Depending how you count, I've been blogging for a year now. The first post, such as it was, is dated Sept. 15, but I started in earnest on the 20th. And I still think that one of the early posts was one of the best; it certainly hit the kind of issues I ended up blogging most about. (My eldest son, however, says that this one is the best of the early posts and maybe all time.)
I had thought when I began to take part in the life of the mind working out loud. There hasn’t been all that much of that here; my academic work tends to stay on academic pages where I can go on at sufficient length to be as precise as I feel a need to be. Instead, this blog ended up far more political than I originally imagined it would be. There's a reason for this.
I find it shocking and horrible that anyone running the government, anyone running the Justice Department, could argue for torturing prisoners of war, or any other class of person.

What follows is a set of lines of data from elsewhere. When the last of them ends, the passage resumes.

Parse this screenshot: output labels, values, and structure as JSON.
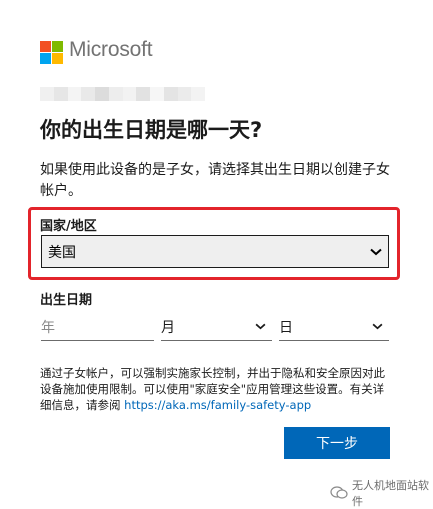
{
  "brand": {
    "name": "Microsoft"
  },
  "page": {
    "title": "你的出生日期是哪一天?",
    "description": "如果使用此设备的是子女，请选择其出生日期以创建子女帐户。"
  },
  "region": {
    "label": "国家/地区",
    "selected": "美国",
    "highlight_color": "#e3242b"
  },
  "dob": {
    "label": "出生日期",
    "year_placeholder": "年",
    "month_value": "月",
    "day_value": "日"
  },
  "info": {
    "text": "通过子女帐户，可以强制实施家长控制，并出于隐私和安全原因对此设备施加使用限制。可以使用\"家庭安全\"应用管理这些设置。有关详细信息，请参阅 ",
    "link": "https://aka.ms/family-safety-app"
  },
  "buttons": {
    "next": "下一步",
    "color": "#0067b8"
  },
  "watermark": {
    "text": "无人机地面站软件"
  }
}
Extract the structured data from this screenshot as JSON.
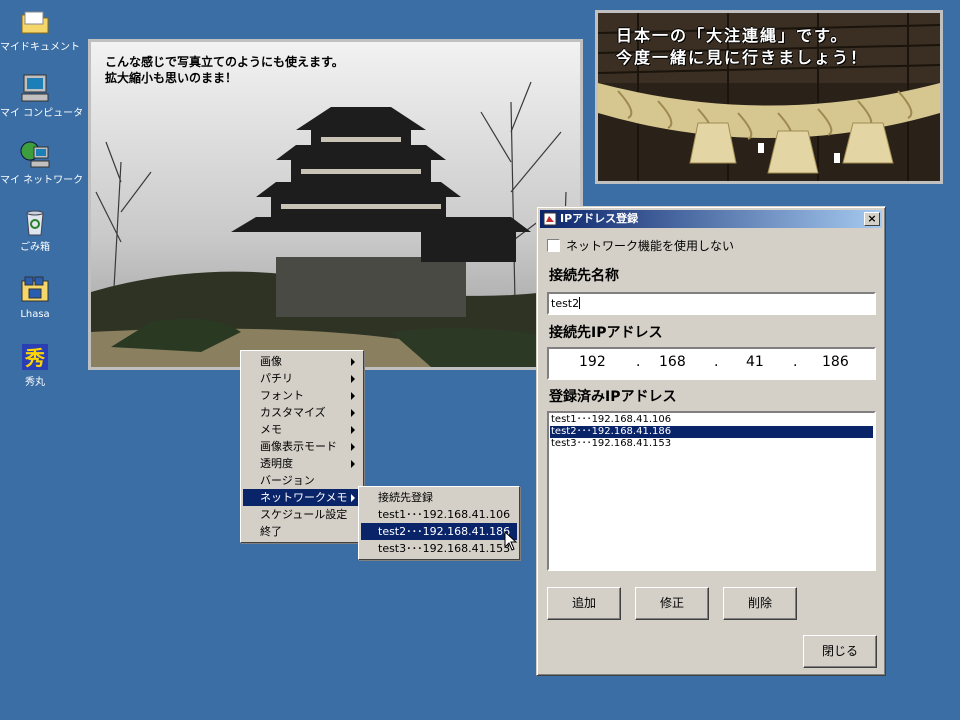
{
  "desktop": {
    "icons": [
      {
        "label": "マイドキュメント",
        "icon": "folder-icon"
      },
      {
        "label": "マイ コンピュータ",
        "icon": "computer-icon"
      },
      {
        "label": "マイ ネットワーク",
        "icon": "network-icon"
      },
      {
        "label": "ごみ箱",
        "icon": "recycle-bin-icon"
      },
      {
        "label": "Lhasa",
        "icon": "archive-icon"
      },
      {
        "label": "秀丸",
        "icon": "editor-icon"
      }
    ],
    "background_color": "#3a6ea5"
  },
  "castle_photo": {
    "caption_line1": "こんな感じで写真立てのようにも使えます。",
    "caption_line2": "拡大縮小も思いのまま！"
  },
  "rope_photo": {
    "caption_line1": "日本一の「大注連縄」です。",
    "caption_line2": "今度一緒に見に行きましょう！"
  },
  "context_menu": {
    "items": [
      {
        "label": "画像",
        "submenu": true
      },
      {
        "label": "パチリ",
        "submenu": true
      },
      {
        "label": "フォント",
        "submenu": true
      },
      {
        "label": "カスタマイズ",
        "submenu": true
      },
      {
        "label": "メモ",
        "submenu": true
      },
      {
        "label": "画像表示モード",
        "submenu": true
      },
      {
        "label": "透明度",
        "submenu": true
      },
      {
        "label": "バージョン",
        "submenu": false
      },
      {
        "label": "ネットワークメモ",
        "submenu": true,
        "selected": true
      },
      {
        "label": "スケジュール設定",
        "submenu": false
      },
      {
        "label": "終了",
        "submenu": false
      }
    ]
  },
  "network_submenu": {
    "items": [
      {
        "label": "接続先登録"
      },
      {
        "label": "test1･･･192.168.41.106"
      },
      {
        "label": "test2･･･192.168.41.186",
        "selected": true
      },
      {
        "label": "test3･･･192.168.41.153"
      }
    ]
  },
  "dialog": {
    "title": "IPアドレス登録",
    "close_label": "×",
    "disable_network_label": "ネットワーク機能を使用しない",
    "disable_network_checked": false,
    "name_label": "接続先名称",
    "name_value": "test2",
    "ip_label": "接続先IPアドレス",
    "ip_octets": [
      "192",
      "168",
      "41",
      "186"
    ],
    "ip_dot": ".",
    "list_label": "登録済みIPアドレス",
    "list_items": [
      "test1･･･192.168.41.106",
      "test2･･･192.168.41.186",
      "test3･･･192.168.41.153"
    ],
    "selected_index": 1,
    "add_label": "追加",
    "edit_label": "修正",
    "delete_label": "削除",
    "close_button_label": "閉じる"
  }
}
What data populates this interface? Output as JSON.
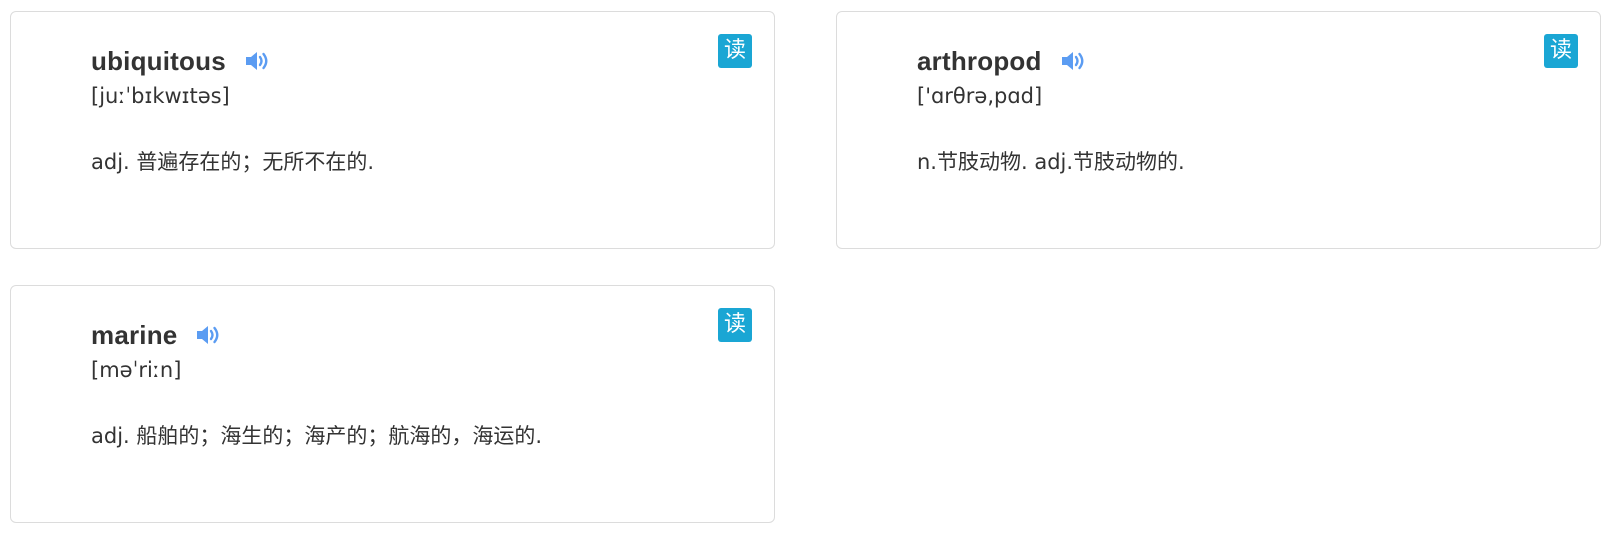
{
  "colors": {
    "read_button_bg": "#1aa6d4",
    "speaker_icon": "#5b9cf2",
    "card_border": "#dcdcdc",
    "text": "#333333"
  },
  "cards": [
    {
      "word": "ubiquitous",
      "phonetic": "[juːˈbɪkwɪtəs]",
      "definition": "adj. 普遍存在的；无所不在的.",
      "read_label": "读",
      "icon": "speaker-icon"
    },
    {
      "word": "arthropod",
      "phonetic": "['ɑrθrə,pɑd]",
      "definition": "n.节肢动物. adj.节肢动物的.",
      "read_label": "读",
      "icon": "speaker-icon"
    },
    {
      "word": "marine",
      "phonetic": "[məˈriːn]",
      "definition": "adj. 船舶的；海生的；海产的；航海的，海运的.",
      "read_label": "读",
      "icon": "speaker-icon"
    }
  ]
}
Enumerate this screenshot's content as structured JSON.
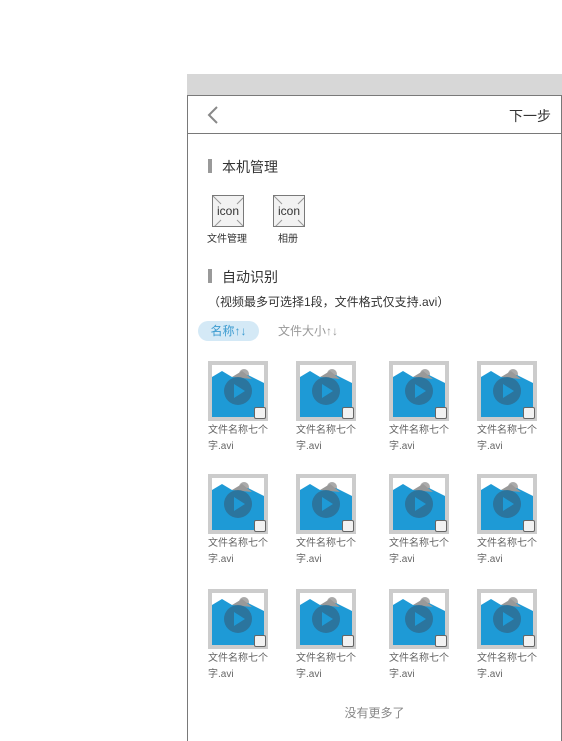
{
  "header": {
    "next_label": "下一步",
    "back_icon": "chevron-left-icon"
  },
  "local": {
    "title": "本机管理",
    "items": [
      {
        "icon_text": "icon",
        "label": "文件管理"
      },
      {
        "icon_text": "icon",
        "label": "相册"
      }
    ]
  },
  "auto": {
    "title": "自动识别",
    "note": "（视频最多可选择1段，文件格式仅支持.avi）"
  },
  "sort": {
    "by_name": "名称↑↓",
    "by_size": "文件大小↑↓",
    "active": "by_name"
  },
  "colors": {
    "accent": "#3c9bd0",
    "accent_bg": "#d4e9f6",
    "thumb_blue": "#1e9ad6"
  },
  "files": [
    {
      "name1": "文件名称七个",
      "name2": "字.avi"
    },
    {
      "name1": "文件名称七个",
      "name2": "字.avi"
    },
    {
      "name1": "文件名称七个",
      "name2": "字.avi"
    },
    {
      "name1": "文件名称七个",
      "name2": "字.avi"
    },
    {
      "name1": "文件名称七个",
      "name2": "字.avi"
    },
    {
      "name1": "文件名称七个",
      "name2": "字.avi"
    },
    {
      "name1": "文件名称七个",
      "name2": "字.avi"
    },
    {
      "name1": "文件名称七个",
      "name2": "字.avi"
    },
    {
      "name1": "文件名称七个",
      "name2": "字.avi"
    },
    {
      "name1": "文件名称七个",
      "name2": "字.avi"
    },
    {
      "name1": "文件名称七个",
      "name2": "字.avi"
    },
    {
      "name1": "文件名称七个",
      "name2": "字.avi"
    }
  ],
  "footer": {
    "no_more": "没有更多了"
  }
}
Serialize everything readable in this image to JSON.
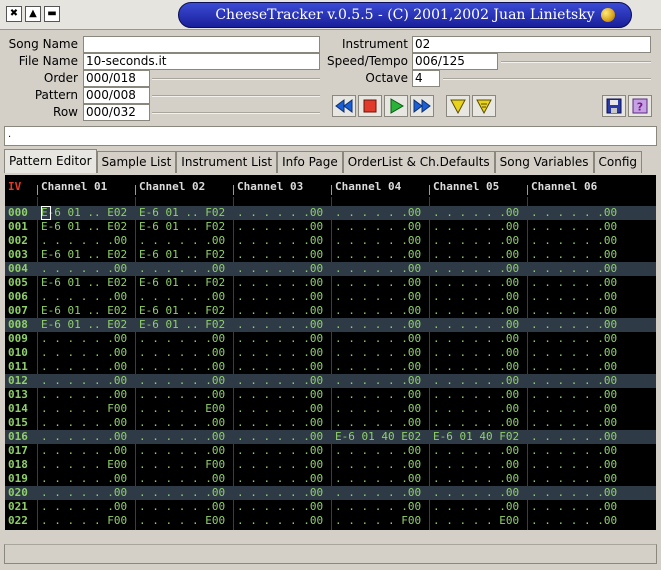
{
  "window": {
    "title": "CheeseTracker v.0.5.5 - (C) 2001,2002 Juan Linietsky",
    "controls": [
      "close-icon",
      "maximize-icon",
      "minimize-icon"
    ]
  },
  "form": {
    "song_name": {
      "label": "Song Name",
      "value": ""
    },
    "file_name": {
      "label": "File Name",
      "value": "10-seconds.it"
    },
    "order": {
      "label": "Order",
      "value": "000/018"
    },
    "pattern": {
      "label": "Pattern",
      "value": "000/008"
    },
    "row": {
      "label": "Row",
      "value": "000/032"
    },
    "instrument": {
      "label": "Instrument",
      "value": "02"
    },
    "speed_tempo": {
      "label": "Speed/Tempo",
      "value": "006/125"
    },
    "octave": {
      "label": "Octave",
      "value": "4"
    }
  },
  "transport": [
    "rewind-icon",
    "stop-icon",
    "play-icon",
    "fast-forward-icon",
    "play-pattern-icon",
    "play-from-cursor-icon",
    "save-icon",
    "help-icon"
  ],
  "info_strip": ".",
  "tabs": [
    {
      "label": "Pattern Editor",
      "active": true
    },
    {
      "label": "Sample List",
      "active": false
    },
    {
      "label": "Instrument List",
      "active": false
    },
    {
      "label": "Info Page",
      "active": false
    },
    {
      "label": "OrderList & Ch.Defaults",
      "active": false
    },
    {
      "label": "Song Variables",
      "active": false
    },
    {
      "label": "Config",
      "active": false
    }
  ],
  "pattern_editor": {
    "corner_label": "IV",
    "channels": [
      "Channel 01",
      "Channel 02",
      "Channel 03",
      "Channel 04",
      "Channel 05",
      "Channel 06"
    ],
    "highlight_rows": [
      0,
      4,
      8,
      12,
      16,
      20
    ],
    "rows": [
      {
        "num": "000",
        "cells": [
          "E-6 01 .. E02",
          "E-6 01 .. F02",
          ". . . . . .00",
          ". . . . . .00",
          ". . . . . .00",
          ". . . . . .00"
        ]
      },
      {
        "num": "001",
        "cells": [
          "E-6 01 .. E02",
          "E-6 01 .. F02",
          ". . . . . .00",
          ". . . . . .00",
          ". . . . . .00",
          ". . . . . .00"
        ]
      },
      {
        "num": "002",
        "cells": [
          ". . . . . .00",
          ". . . . . .00",
          ". . . . . .00",
          ". . . . . .00",
          ". . . . . .00",
          ". . . . . .00"
        ]
      },
      {
        "num": "003",
        "cells": [
          "E-6 01 .. E02",
          "E-6 01 .. F02",
          ". . . . . .00",
          ". . . . . .00",
          ". . . . . .00",
          ". . . . . .00"
        ]
      },
      {
        "num": "004",
        "cells": [
          ". . . . . .00",
          ". . . . . .00",
          ". . . . . .00",
          ". . . . . .00",
          ". . . . . .00",
          ". . . . . .00"
        ]
      },
      {
        "num": "005",
        "cells": [
          "E-6 01 .. E02",
          "E-6 01 .. F02",
          ". . . . . .00",
          ". . . . . .00",
          ". . . . . .00",
          ". . . . . .00"
        ]
      },
      {
        "num": "006",
        "cells": [
          ". . . . . .00",
          ". . . . . .00",
          ". . . . . .00",
          ". . . . . .00",
          ". . . . . .00",
          ". . . . . .00"
        ]
      },
      {
        "num": "007",
        "cells": [
          "E-6 01 .. E02",
          "E-6 01 .. F02",
          ". . . . . .00",
          ". . . . . .00",
          ". . . . . .00",
          ". . . . . .00"
        ]
      },
      {
        "num": "008",
        "cells": [
          "E-6 01 .. E02",
          "E-6 01 .. F02",
          ". . . . . .00",
          ". . . . . .00",
          ". . . . . .00",
          ". . . . . .00"
        ]
      },
      {
        "num": "009",
        "cells": [
          ". . . . . .00",
          ". . . . . .00",
          ". . . . . .00",
          ". . . . . .00",
          ". . . . . .00",
          ". . . . . .00"
        ]
      },
      {
        "num": "010",
        "cells": [
          ". . . . . .00",
          ". . . . . .00",
          ". . . . . .00",
          ". . . . . .00",
          ". . . . . .00",
          ". . . . . .00"
        ]
      },
      {
        "num": "011",
        "cells": [
          ". . . . . .00",
          ". . . . . .00",
          ". . . . . .00",
          ". . . . . .00",
          ". . . . . .00",
          ". . . . . .00"
        ]
      },
      {
        "num": "012",
        "cells": [
          ". . . . . .00",
          ". . . . . .00",
          ". . . . . .00",
          ". . . . . .00",
          ". . . . . .00",
          ". . . . . .00"
        ]
      },
      {
        "num": "013",
        "cells": [
          ". . . . . .00",
          ". . . . . .00",
          ". . . . . .00",
          ". . . . . .00",
          ". . . . . .00",
          ". . . . . .00"
        ]
      },
      {
        "num": "014",
        "cells": [
          ". . . . . F00",
          ". . . . . E00",
          ". . . . . .00",
          ". . . . . .00",
          ". . . . . .00",
          ". . . . . .00"
        ]
      },
      {
        "num": "015",
        "cells": [
          ". . . . . .00",
          ". . . . . .00",
          ". . . . . .00",
          ". . . . . .00",
          ". . . . . .00",
          ". . . . . .00"
        ]
      },
      {
        "num": "016",
        "cells": [
          ". . . . . .00",
          ". . . . . .00",
          ". . . . . .00",
          "E-6 01 40 E02",
          "E-6 01 40 F02",
          ". . . . . .00"
        ]
      },
      {
        "num": "017",
        "cells": [
          ". . . . . .00",
          ". . . . . .00",
          ". . . . . .00",
          ". . . . . .00",
          ". . . . . .00",
          ". . . . . .00"
        ]
      },
      {
        "num": "018",
        "cells": [
          ". . . . . E00",
          ". . . . . F00",
          ". . . . . .00",
          ". . . . . .00",
          ". . . . . .00",
          ". . . . . .00"
        ]
      },
      {
        "num": "019",
        "cells": [
          ". . . . . .00",
          ". . . . . .00",
          ". . . . . .00",
          ". . . . . .00",
          ". . . . . .00",
          ". . . . . .00"
        ]
      },
      {
        "num": "020",
        "cells": [
          ". . . . . .00",
          ". . . . . .00",
          ". . . . . .00",
          ". . . . . .00",
          ". . . . . .00",
          ". . . . . .00"
        ]
      },
      {
        "num": "021",
        "cells": [
          ". . . . . .00",
          ". . . . . .00",
          ". . . . . .00",
          ". . . . . .00",
          ". . . . . .00",
          ". . . . . .00"
        ]
      },
      {
        "num": "022",
        "cells": [
          ". . . . . F00",
          ". . . . . E00",
          ". . . . . .00",
          ". . . . . F00",
          ". . . . . E00",
          ". . . . . .00"
        ]
      }
    ]
  },
  "status_text": ""
}
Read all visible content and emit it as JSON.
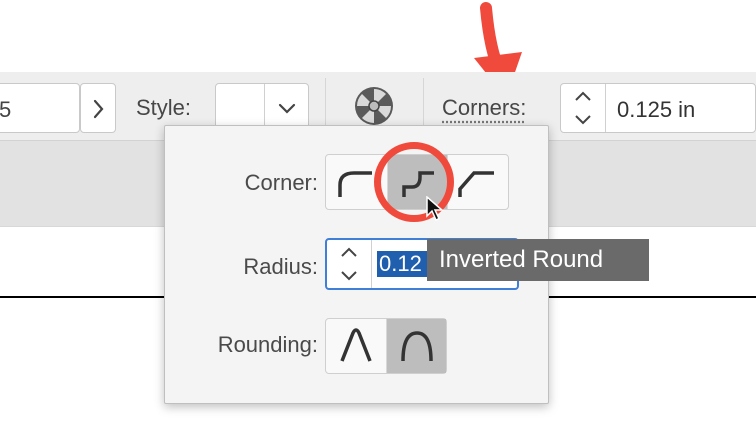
{
  "toolbar": {
    "left_field_value": "5",
    "style_label": "Style:",
    "corners_label": "Corners:",
    "corners_value": "0.125 in"
  },
  "popover": {
    "corner_label": "Corner:",
    "corner_options": [
      "Round",
      "Inverted Round",
      "Chamfer"
    ],
    "corner_selected": "Inverted Round",
    "radius_label": "Radius:",
    "radius_value": "0.125 in",
    "radius_visible_text": "0.12",
    "rounding_label": "Rounding:",
    "rounding_options": [
      "Absolute",
      "Relative"
    ],
    "rounding_selected": "Relative"
  },
  "tooltip": {
    "text": "Inverted Round"
  },
  "annotation": {
    "color": "#f04a3c"
  }
}
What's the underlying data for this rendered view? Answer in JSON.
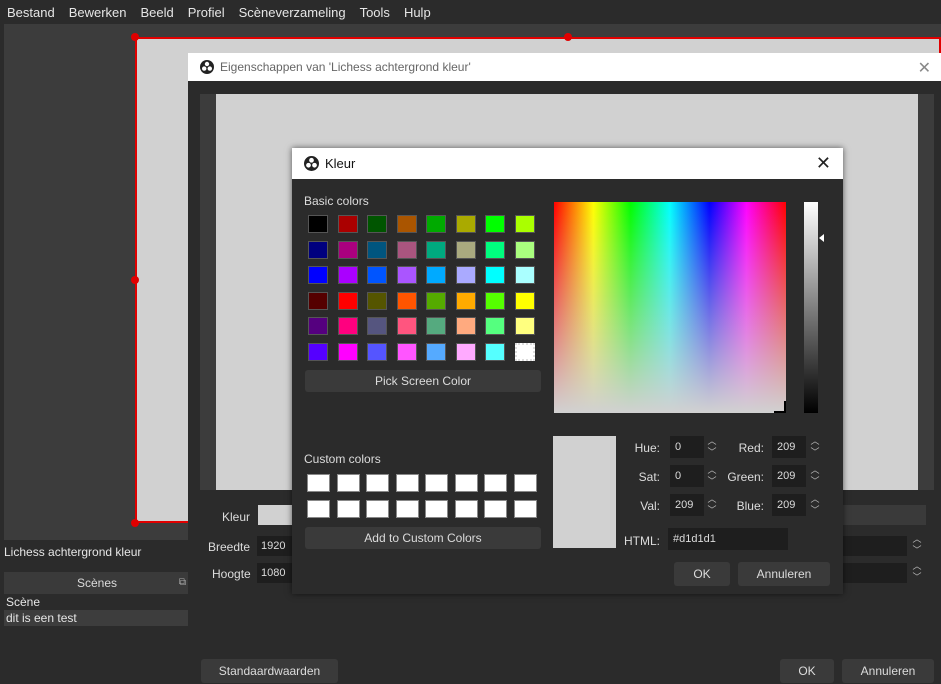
{
  "menubar": {
    "items": [
      "Bestand",
      "Bewerken",
      "Beeld",
      "Profiel",
      "Scèneverzameling",
      "Tools",
      "Hulp"
    ]
  },
  "main": {
    "source_name": "Lichess achtergrond kleur",
    "scenes_header": "Scènes",
    "scenes": [
      "Scène",
      "dit is een test"
    ]
  },
  "properties": {
    "title": "Eigenschappen van 'Lichess achtergrond kleur'",
    "color_label": "Kleur",
    "width_label": "Breedte",
    "width_value": "1920",
    "height_label": "Hoogte",
    "height_value": "1080",
    "defaults_button": "Standaardwaarden",
    "ok_button": "OK",
    "cancel_button": "Annuleren"
  },
  "color_dialog": {
    "title": "Kleur",
    "basic_colors_label": "Basic colors",
    "basic_colors": [
      [
        "#000000",
        "#aa0000",
        "#005500",
        "#aa5500",
        "#00aa00",
        "#aaaa00",
        "#00ff00",
        "#aaff00"
      ],
      [
        "#00007f",
        "#aa007f",
        "#00557f",
        "#aa557f",
        "#00aa7f",
        "#aaaa7f",
        "#00ff7f",
        "#aaff7f"
      ],
      [
        "#0000ff",
        "#aa00ff",
        "#0055ff",
        "#aa55ff",
        "#00aaff",
        "#aaaaff",
        "#00ffff",
        "#aaffff"
      ],
      [
        "#550000",
        "#ff0000",
        "#555500",
        "#ff5500",
        "#55aa00",
        "#ffaa00",
        "#55ff00",
        "#ffff00"
      ],
      [
        "#55007f",
        "#ff007f",
        "#55557f",
        "#ff557f",
        "#55aa7f",
        "#ffaa7f",
        "#55ff7f",
        "#ffff7f"
      ],
      [
        "#5500ff",
        "#ff00ff",
        "#5555ff",
        "#ff55ff",
        "#55aaff",
        "#ffaaff",
        "#55ffff",
        "#ffffff"
      ]
    ],
    "pick_screen_color": "Pick Screen Color",
    "custom_colors_label": "Custom colors",
    "add_custom_colors": "Add to Custom Colors",
    "hue_label": "Hue:",
    "hue": "0",
    "sat_label": "Sat:",
    "sat": "0",
    "val_label": "Val:",
    "val": "209",
    "red_label": "Red:",
    "red": "209",
    "green_label": "Green:",
    "green": "209",
    "blue_label": "Blue:",
    "blue": "209",
    "html_label": "HTML:",
    "html": "#d1d1d1",
    "ok_button": "OK",
    "cancel_button": "Annuleren",
    "current_color": "#d1d1d1"
  },
  "icons": [
    "obs-logo-icon",
    "close-icon",
    "chevron-up-icon",
    "chevron-down-icon",
    "dock-icon"
  ]
}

I find it frightening that anyone running the government, anyone running the Justice Department, could even entertain arguments that US Citizens should be held in solitary confinement, indefinitely, without charges or access to court and counsel. The assertion of this power strikes at the hear of our democracy. It is in my view many steps down the road to serious, genuine, good-old-fashioned tyranny, with or without raising the almost distracting issue of whether this is some nascent form of fascism.
(And the bankrupt-America policies of this administration, with many mainstream economists predicting a crash of the dollar or other economic disaster unless we change our policies doesn’t make me feel all that great either. Especially when I think about the political developments that often tend to follow an economic crisis.)
So, one reason I’ve kept on doing this is that I don’t want to look back in twenty years and discover that during the crunch time I was the modern equivalent of a ‘good German’—busy with the demands of family and career while ‘the great experiment,’ the USA, went down the tubes around me. Even bearing witness against these trends serves, I hope, in some small way to begin to roll them back.
As for the rest, it's part archive of interesting things, part sharing. The mix seems to work for some people. Your civil comments, public or private, are always welcome.